U.S. authorities have established that two men from Georgia who were charged this year in a terrorism case had been in contact with some of the Canadian suspects via computer, the official said, speaking on condition of anonymity because the investigation is continuing.

The U.S. Border Patrol put agents on high alert along the 4,000-mile border and stepped up inspections of traffic from Canada.

A Muslim leader who knew the oldest suspect, 43-year-old Qayyum Abdul Jamal, told The Associated Press that his sermons at a local mosque were "filled with hate" against Canada.

Canadian police say there is no evidence the suspect group had ties to Al Qaeda, but describe its members as sympathetic to jihadist ideology. Officials are concerned that many of the 17 suspects were about 20 years old and had been radicalized in a short amount of time.

Officials announced Saturday that the suspects were arrested after the group acquired three tons of ammonium nitrate, which can be mixed with fuel oil to make a powerful explosive. One-third that amount was used in the deadly bombing of the Oklahoma City federal building in 1995.

"It came to a point where our concern for the safety and security of the public far outweighed our appetite for collecting evidence," said McDonell, the RCMP deputy commissioner.

Some people who know the suspects said they were astonished by the arrests.

But Faheem Bukhari, a director of the Mississauga Muslim Community Center, said Jamal, the oldest suspect, gave hateful, intolerant sermons to young Muslims at a storefront mosque in Mississauga, a city near Toronto where six of the suspects lived.

"These youth were very fun-loving guys, soccer-loving guys, and then all of sudden they were not associating with guys they used to," Bukhari said, referring to the younger suspects.
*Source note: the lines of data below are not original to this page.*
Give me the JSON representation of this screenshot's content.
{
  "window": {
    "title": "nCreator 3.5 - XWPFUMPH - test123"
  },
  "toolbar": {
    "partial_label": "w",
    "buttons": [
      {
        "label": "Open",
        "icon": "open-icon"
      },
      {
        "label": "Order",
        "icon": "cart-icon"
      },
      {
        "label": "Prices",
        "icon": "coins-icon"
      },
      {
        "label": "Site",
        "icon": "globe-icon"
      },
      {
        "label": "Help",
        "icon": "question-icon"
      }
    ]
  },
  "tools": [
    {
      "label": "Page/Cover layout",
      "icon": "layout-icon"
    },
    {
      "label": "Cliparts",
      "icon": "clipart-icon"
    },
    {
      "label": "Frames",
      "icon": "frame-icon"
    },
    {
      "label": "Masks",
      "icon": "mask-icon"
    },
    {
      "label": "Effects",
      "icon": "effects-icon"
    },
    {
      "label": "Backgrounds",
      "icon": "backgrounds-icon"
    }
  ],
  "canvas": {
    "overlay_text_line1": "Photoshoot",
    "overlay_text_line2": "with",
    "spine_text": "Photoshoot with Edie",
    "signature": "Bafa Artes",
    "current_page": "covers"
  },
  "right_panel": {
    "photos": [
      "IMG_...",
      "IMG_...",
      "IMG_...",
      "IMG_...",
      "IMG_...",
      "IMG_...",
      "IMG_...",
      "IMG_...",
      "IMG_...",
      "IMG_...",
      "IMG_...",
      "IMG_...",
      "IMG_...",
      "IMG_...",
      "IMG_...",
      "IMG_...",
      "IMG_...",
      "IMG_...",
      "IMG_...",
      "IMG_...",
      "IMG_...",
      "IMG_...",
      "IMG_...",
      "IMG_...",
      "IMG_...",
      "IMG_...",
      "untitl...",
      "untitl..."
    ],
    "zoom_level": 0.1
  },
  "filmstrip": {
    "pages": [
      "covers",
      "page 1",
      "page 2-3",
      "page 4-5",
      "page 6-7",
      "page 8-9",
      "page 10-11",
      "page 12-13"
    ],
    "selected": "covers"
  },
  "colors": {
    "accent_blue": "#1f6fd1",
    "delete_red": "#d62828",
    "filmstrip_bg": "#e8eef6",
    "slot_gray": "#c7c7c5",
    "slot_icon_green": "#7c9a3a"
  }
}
"People around him knew he was very extreme," Bukhari said, adding that Jamal once told "the audience that the Canadian Forces were going to Afghanistan to rape women."

Canada has about 2,300 soldiers in southern Afghanistan to bolster Afghan reconstruction and combat Taliban militants.

The adult suspects all are charged with one count of participating in a terrorist group.

Three of them — Fahim Ahmad, 21, Mohammed Dirie, 22, and Yasim Abdi Mohamed, 24 — also are charged with importing weapons and ammunition for the purpose of terrorist activity.

Nine face charges of receiving training from a terrorist group, while four are charged with providing training. Six are charged with intending to cause an explosion that could cause serious bodily harm or death.

No information was released on the five teenagers due to privacy laws that protect minors.
 

Mrs.Greg

Well-known member
Yup we protect our young offenders even if they are terrorists...got to get Mr.Harper on top of that,maybe after this info.it may make it to top of list!
Anyway I'm proad our government got them before it went to far,the thing is we hear that Canada is the next target,truth or media hype I'm not sure!
 

DaleK

Well-known member
Of course now they're talking about a hurried increase on regulations for buying fertilizer. Already need a license to be able to buy a jug of Roundup, now I'll need one to buy a bag of triple 19
 

Silver

Well-known member
What I'd like to know is.... why they'd want to get their hands dirty on a politician??? :shock:
Seriously though, I heard on the news the other day that Canada is second in the world for the number of active terrorist groups within its borders. I hope they continue routing them out, and I hope the new anti-terror laws work they way they are intended. This will be their first test.
 

RoperAB

Well-known member
You know the liberals were making fun of Prime Minister Harper last week because he was riding in a suburban with body gaurds like President Bush does.
Making fun of him for his American style security. :roll:
I hope this wakes up the Liberals back east and the Liberals in the BC lower mainland :roll:
 

RoperAB

Well-known member
The CBC is normally very left wing. LOLs I guess this is changing a bit since they have found out that these guys were planning on blowing them up!
Last night I watched the CBC do a show called The Enemy Within. It was about multiculturalism and the failure of it in Holland and Great Briton.